Europe
In the first day of the shortened holiday-week, minimal data meant shares in Europe rebounded from Friday’s lows but without making much progress beyond its highs.
Volume is expected to be lower before Christmas and may result in a gradual drift higher thanks to positive sentiment generated by the Fed-induced rally last week. Low volumes mean decreased liquidity so could increase intraday volatility provided there is some catalyst to provoke a move in the first place.
The correlation between entire stock indices and oil prices has been broken for now and seems likely to stay so while Brent holds onto its recent floor around $60. Stock markets rose alongside oil and the Russian ruble in early trading but as oil prices faded equities held onto gains.
It was the energy sector that felt the about-face in oil prices. In the UK, the energy went from being one of the top performing sectors to the worst with Tullow Oil Plc (LONDON:TLW) and Weir Group (LONDON:WEIR) two of the hardest hit as the day progressed.
B&Q owner Kingfisher (LONDON:KGF)was a top riser after agreeing a sale of a controlling stake in its China subsidiary to Wumei Holdings.
US
US markets extended last week’s run higher in early trading but not without suffering a bit of a setback when data showed Existing home sales had collapsed by -6.1% month over month in November. Expectations had been for a modest rise but the housing recovery in the US in 2014 has been choppy at best.
Staples Inc (NASDAQ:SPLS) shares fell following further data on the number of credit cards lost in this year’s security breach.
American Apparel Inc (NYSE:APP) shares got a boost after the retailer said it would evaluate a bid for $1.30-1.40 per share.
FX
The US Dollar was mixed in Monday trading with the euro and Swiss franc seeing some gains while the Norwegian krone fell prey to falling oil prices.

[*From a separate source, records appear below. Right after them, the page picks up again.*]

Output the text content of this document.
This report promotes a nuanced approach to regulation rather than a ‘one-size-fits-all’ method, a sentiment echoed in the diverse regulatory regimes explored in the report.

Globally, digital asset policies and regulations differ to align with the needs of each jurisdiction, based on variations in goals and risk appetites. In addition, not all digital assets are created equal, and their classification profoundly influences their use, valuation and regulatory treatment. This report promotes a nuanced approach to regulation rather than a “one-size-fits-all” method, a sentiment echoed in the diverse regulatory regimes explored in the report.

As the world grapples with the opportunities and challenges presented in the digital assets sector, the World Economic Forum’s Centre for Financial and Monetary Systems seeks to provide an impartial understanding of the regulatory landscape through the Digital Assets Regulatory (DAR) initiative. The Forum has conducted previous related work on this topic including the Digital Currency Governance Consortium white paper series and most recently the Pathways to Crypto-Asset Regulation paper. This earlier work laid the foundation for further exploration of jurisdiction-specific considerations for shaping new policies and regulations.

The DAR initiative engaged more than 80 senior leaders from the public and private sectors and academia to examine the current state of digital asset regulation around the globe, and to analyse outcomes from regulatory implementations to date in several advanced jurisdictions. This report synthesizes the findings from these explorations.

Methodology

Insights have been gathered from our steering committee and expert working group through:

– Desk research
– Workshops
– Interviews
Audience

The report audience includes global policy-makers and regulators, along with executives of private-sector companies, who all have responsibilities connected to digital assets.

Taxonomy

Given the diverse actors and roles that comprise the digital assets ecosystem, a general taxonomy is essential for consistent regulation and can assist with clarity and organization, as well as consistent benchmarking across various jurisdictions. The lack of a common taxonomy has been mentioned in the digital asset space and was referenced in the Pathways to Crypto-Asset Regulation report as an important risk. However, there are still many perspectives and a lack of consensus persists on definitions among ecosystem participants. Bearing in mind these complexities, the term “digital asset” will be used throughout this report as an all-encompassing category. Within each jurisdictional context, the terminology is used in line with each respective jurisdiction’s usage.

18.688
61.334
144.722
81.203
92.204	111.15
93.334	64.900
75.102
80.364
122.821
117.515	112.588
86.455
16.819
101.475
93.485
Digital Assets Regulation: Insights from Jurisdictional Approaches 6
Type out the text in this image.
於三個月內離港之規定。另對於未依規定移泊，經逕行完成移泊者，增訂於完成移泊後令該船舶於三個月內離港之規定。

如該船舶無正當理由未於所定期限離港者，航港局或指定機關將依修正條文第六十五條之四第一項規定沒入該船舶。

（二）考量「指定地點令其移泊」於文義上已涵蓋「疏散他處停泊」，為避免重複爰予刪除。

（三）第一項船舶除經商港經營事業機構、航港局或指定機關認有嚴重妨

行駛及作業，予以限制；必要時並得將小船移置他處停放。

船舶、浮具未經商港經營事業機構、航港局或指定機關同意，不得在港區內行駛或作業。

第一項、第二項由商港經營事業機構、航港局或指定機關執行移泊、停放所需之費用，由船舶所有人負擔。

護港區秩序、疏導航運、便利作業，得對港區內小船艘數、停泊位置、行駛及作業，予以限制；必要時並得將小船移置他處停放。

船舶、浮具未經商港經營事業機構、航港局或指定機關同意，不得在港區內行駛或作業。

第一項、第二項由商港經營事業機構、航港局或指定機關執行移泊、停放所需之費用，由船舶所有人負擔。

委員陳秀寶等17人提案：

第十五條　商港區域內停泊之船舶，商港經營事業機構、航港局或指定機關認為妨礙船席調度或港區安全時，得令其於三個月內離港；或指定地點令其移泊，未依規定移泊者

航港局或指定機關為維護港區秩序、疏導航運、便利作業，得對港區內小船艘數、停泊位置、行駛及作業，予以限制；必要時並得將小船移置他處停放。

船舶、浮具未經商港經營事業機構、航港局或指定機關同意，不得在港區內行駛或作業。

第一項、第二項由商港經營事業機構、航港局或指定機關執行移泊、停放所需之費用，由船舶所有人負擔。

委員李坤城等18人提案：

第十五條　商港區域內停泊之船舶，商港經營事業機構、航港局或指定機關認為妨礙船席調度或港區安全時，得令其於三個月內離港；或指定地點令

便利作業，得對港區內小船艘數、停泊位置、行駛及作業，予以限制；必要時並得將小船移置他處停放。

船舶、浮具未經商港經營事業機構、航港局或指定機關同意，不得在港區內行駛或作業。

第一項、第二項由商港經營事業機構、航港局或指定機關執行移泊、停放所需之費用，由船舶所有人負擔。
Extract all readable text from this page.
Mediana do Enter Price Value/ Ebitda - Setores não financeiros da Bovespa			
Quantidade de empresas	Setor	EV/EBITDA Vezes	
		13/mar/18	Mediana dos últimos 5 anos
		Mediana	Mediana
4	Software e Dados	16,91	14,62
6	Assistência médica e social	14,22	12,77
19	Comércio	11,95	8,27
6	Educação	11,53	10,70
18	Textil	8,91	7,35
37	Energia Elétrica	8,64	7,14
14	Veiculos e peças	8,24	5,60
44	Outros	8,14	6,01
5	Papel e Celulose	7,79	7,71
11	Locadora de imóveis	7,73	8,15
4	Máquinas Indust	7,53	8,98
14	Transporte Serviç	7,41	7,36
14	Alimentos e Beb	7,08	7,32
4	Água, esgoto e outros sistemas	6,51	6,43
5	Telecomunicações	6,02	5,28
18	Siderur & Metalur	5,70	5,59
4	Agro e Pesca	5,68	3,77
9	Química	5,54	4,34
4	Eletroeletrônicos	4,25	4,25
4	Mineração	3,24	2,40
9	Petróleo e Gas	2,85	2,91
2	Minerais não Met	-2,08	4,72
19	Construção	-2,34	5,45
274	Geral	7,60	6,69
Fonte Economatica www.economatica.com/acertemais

The Swiss franc was making gains against the US dollar but relatively flat against the euro following last week’s shock decision by the SNB to cut interest rates to negative -0.25% on sight deposits.
The cut was triggered by increased demand for safe-haven currencies / assets notably from Russia when global stock markets sold-off sharply alongside oil prices. CHF has always been a destination for safe-haven flows but as a result of this action may unwittingly be the proxy destination for troubles in Russia.
The negative rates should act as a temporary stop-gap for further franc buying but if the ECB introduce full-blow QE next year, the Swiss will be forced to go further. The Swiss negative rates policy coincidentally or not starts on Jan 22, the same day as next ECB meeting.
Commodities
A big sell-off in natural gas sparked an implosion in commodity prices. Nat Gas dropped over 8% as fears spiked that the oversupply of US energy will be matched with lower demand in what has so far been a mild US winter.
Silver tumbled below $17 and gold fell further away from $1,200 per oz while oil prices slid near-on 3% towards recent floors.
After oil prices seemingly stabilised with Brent around $60, the Saudi oil minister Ali Al-Naimi felt bold enough to call a bottom saying the drop is a temporary oversupply issue that the market will soon redress.
It seems the rally in crude prices maybe a little further away than Al-Naimi envisions with his fellow OPEC member, the oil minister of Iraq Adel Abdul Mahdi announcing increased production next year.